In this dissertation, the effect of radiation on magnetohydrodynamic (MHD) free convection flow along a vertical flat plate in presence of Joule heating and heat generation have been investigated. The governing equations associated with the conduction based boundary conditions are transformed into dimensionless form employing the appropriate transformations and then solved numerically using the implicit finite difference method with Keller box scheme (1978). The numerical solutions are obtained in terms of velocity profiles, temperature distributions, skin friction coefficient, surface temperature distributions and heat transfer rate and then presented graphically and discussed.
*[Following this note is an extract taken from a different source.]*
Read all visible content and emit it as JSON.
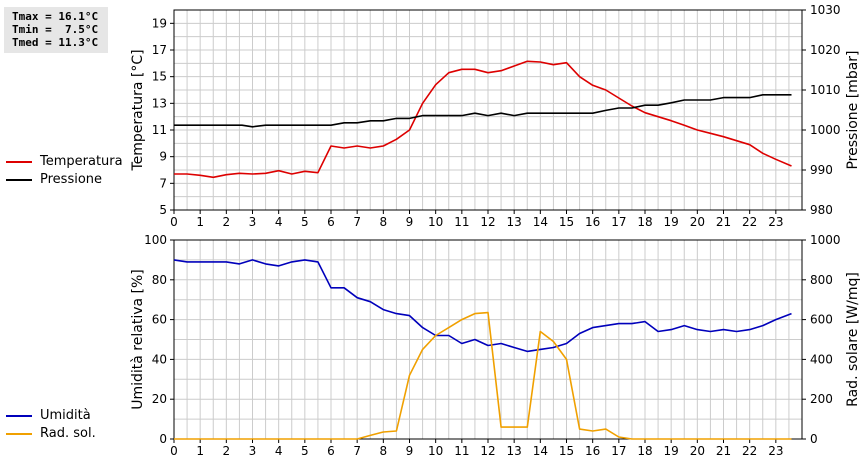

Afterward, the above effects on MHD free convection boundary layer flow with viscous dissipation are also analyzed. A complete parametric analysis is done on these numerical results to show the effects of the magnetic parameter, radiation parameter, Joule heating parameter, heat generation parameter and Prandtl number. It is found that radiation, Joule heating and heat generation play significant role on MHD natural convection flow during heat transfer. It is also found that the velocity and temperature of the fluid within the boundary layer and the skin friction and surface temperature along the plate increase due to the effect of viscous dissipation parameter. To illustrate the accuracy of the results, the present results for the local skin friction and surface temperature distribution excluding the effects of radiation, Joule heating and heat generation are compared with the results of Merkin and Pop (1996) and Alim et al. (2008) designed for the fixed value of Prandtl number and an excellent agreement were found.